I would actually like one.

All fired up

flamesAt the Town Hall where I used to work, I was, for several years, a “designated officer” for the purposes of the Emergency Evacuation Procedure. When the alarm sounded, you had to run down to reception (they never did tell us where to go if reception was on fire) and collect a card with a particular task printed on it and a bright yellow tabard. There were several disadvantages of designation:- if you didn’t time it right and deliberately hang back to get “Task No. 8:- Using fireman’s lift, ensure all female staff under 25 are taken out of the building”, you’d have probably ended up with “Task No.5 – Find all suspicious-looking bombs and defuse them by cutting either the blue or yellow wire (good luck), then station yourself at the south-south-easterly footway access point, reference AP.9, to prevent the public entering the building”. Also, there were never any XL tabards. You actually needed XXXXL in winter when you were wearing a thick overcoat as well and everyone used to laugh while I struggled to don an item of clothing that had probably last been worn by one of the Seven Dwarves, whilst running round trying to borrow some wire-cutters and desperately wondering where south-south-easterly footway access point AP.9 was.

Nobody ever told you when the emergency (most often caused by a workman in the basement lighting a large cigar) was over, so you paced up and down for what seemed like hours trying to placate a growing (or, rather, growling) queue of impatient members of the public. Nor could you do sensible things like vital last-minute shopping while everyone was milling about by the War Memorial. It didn’t seem to matter if you went missing because nobody seemed to have the faintest idea what was going on and who was supposed to report that so-and-so was still in the toilet (“Sorry, they were quite busy from the sound of it and it didn’t seem appropriate to mention the word evacuation”) or out on a site visit or on holiday or standing at another Department’s specified assembly point.

And you didn’t get paid.

Driving me mad

traffic-jamAfter due deliberation, I have come to the conclusion that I am a jam magnet. Before you run away with the idea that, in some strange way, I attract fruit spread, let me disavow you of this misapprehension with the following relevant definitions for ‘jam’ from Dictionary.com: to fill or block up by crowding; pack or obstruct; to make (something) unworkable by causing parts to become stuck, blocked, caught, displaced; and – probably the most relevant – a mass of objects, vehicles, etc., packed together or otherwise unable to move except slowly.
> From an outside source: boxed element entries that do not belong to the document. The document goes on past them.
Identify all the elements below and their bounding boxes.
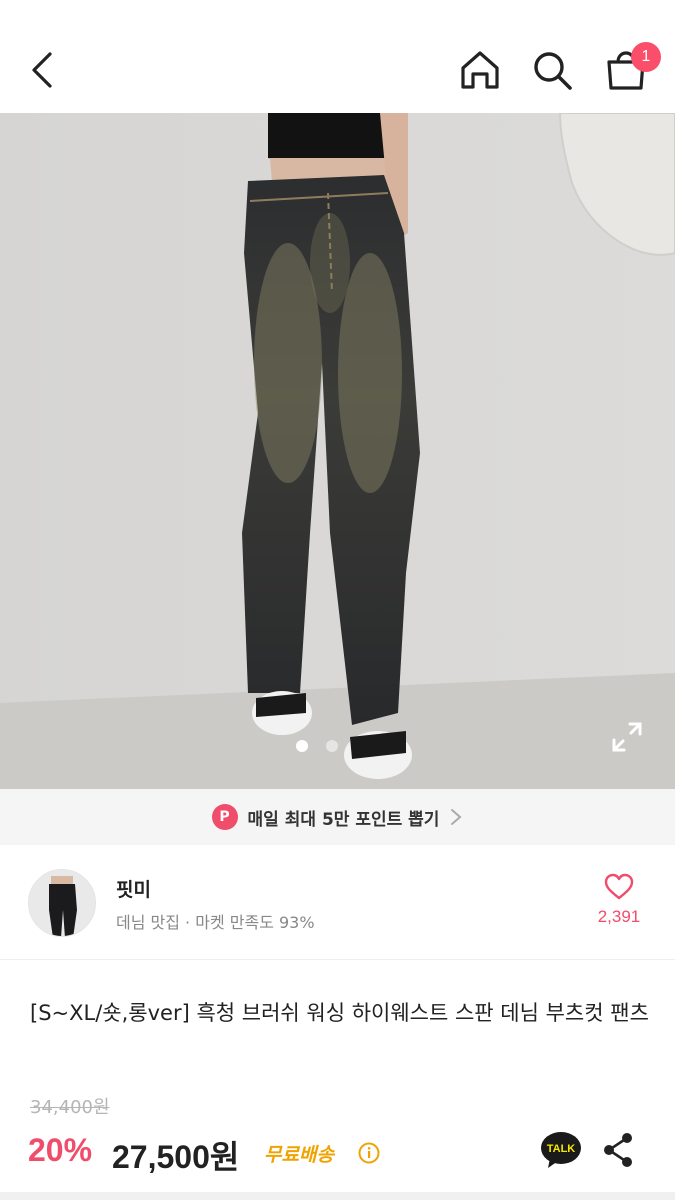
info-icon <box>358 1142 380 1164</box>
discount-rate: 20% <box>28 1132 93 1168</box>
expand-image-button[interactable] <box>608 718 646 756</box>
like-count: 2,391 <box>597 907 641 926</box>
shop-subtitle: 데님 맛집 · 마켓 만족도 93% <box>116 913 315 932</box>
shop-avatar[interactable] <box>28 869 96 937</box>
share-button[interactable] <box>602 1132 634 1168</box>
product-photo <box>0 113 675 789</box>
point-event-banner[interactable]: P 매일 최대 5만 포인트 뽑기 <box>0 789 675 845</box>
kakao-talk-button[interactable]: TALK <box>540 1130 582 1170</box>
talk-label: TALK <box>547 1143 576 1155</box>
heart-icon <box>604 873 634 900</box>
share-icon <box>604 1133 632 1167</box>
top-nav-bar: 1 <box>0 0 675 113</box>
shipping-info-button[interactable] <box>358 1142 380 1164</box>
cart-count-badge: 1 <box>631 42 661 72</box>
back-button[interactable] <box>22 48 66 92</box>
shop-name[interactable]: 핏미 <box>116 875 151 902</box>
expand-icon <box>612 722 642 752</box>
kakao-talk-icon: TALK <box>541 1132 581 1168</box>
carousel-indicator <box>296 740 338 752</box>
search-icon <box>534 52 572 90</box>
original-price: 34,400원 <box>30 1097 110 1118</box>
home-icon <box>461 51 499 89</box>
home-button[interactable] <box>456 46 504 94</box>
shop-info-row[interactable]: 핏미 데님 맛집 · 마켓 만족도 93% 2,391 <box>0 845 675 960</box>
point-badge: P <box>211 804 238 830</box>
sale-price: 27,500원 <box>112 1139 240 1175</box>
shop-avatar-image <box>29 870 95 936</box>
search-button[interactable] <box>528 46 576 94</box>
like-button[interactable] <box>604 873 634 901</box>
carousel-dot-active[interactable] <box>296 740 308 752</box>
chevron-left-icon <box>32 52 52 88</box>
product-title: [S~XL/숏,롱ver] 흑청 브러쉬 워싱 하이웨스트 스판 데님 부츠컷 … <box>30 1001 649 1025</box>
product-image-carousel[interactable] <box>0 113 675 789</box>
divider <box>0 1192 675 1200</box>
point-banner-text: 매일 최대 5만 포인트 뽑기 <box>247 809 440 830</box>
price-row: 20% 27,500원 무료배송 TALK <box>28 1130 648 1176</box>
chevron-right-icon <box>451 809 462 825</box>
carousel-dot[interactable] <box>326 740 338 752</box>
free-shipping-label: 무료배송 <box>264 1144 334 1166</box>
You may or may not have read the sad account of one of my many journeys north-westward when the M6 jumped out from behind a clear road and blocked itself to buggery, forcing us to take four hours to travel 20 miles. Well, I am now proud to announce that I was once a participant in the greatest M60 Manchester Ring Road snarl-up in living memory. According to the traffic lady on a local radio station, the whole circular route had been a massive car park for most of the afternoon. I would therefore dispute the ‘move slowly’ bit of the last part of the dictionary entry above as it engenders an entirely false impression that movement was a regular feature of the affair.

I had driven from Manchester (where we were spending a few days away from Hants with relatives) to Merseyside for a meeting with a work colleague, and this vehicular melée was the culmination of a wonderful day on rain-sodden roads (one stretch of the M56 was far better suited for water-skiing) that included a stop-start excursion through the centre of Liverpool (where, incidentally, I had never been before) and a surreal episode with my satnav in the Wallasey Tunnel. I was understandably surprised to see my journey under the River Mersey depicted on its screen all the way through (quite often it goes blank when I drive under a tree) and I assumed that there must have been some sort of signal boosting equipment installed in it (see? – more damned electrickery, you can’t get away from it). I did wonder why, though, as soon as I emerged into the open from the tunnel towards the toll booths, it lost the satellite signal.

Pretty much par for the course that day.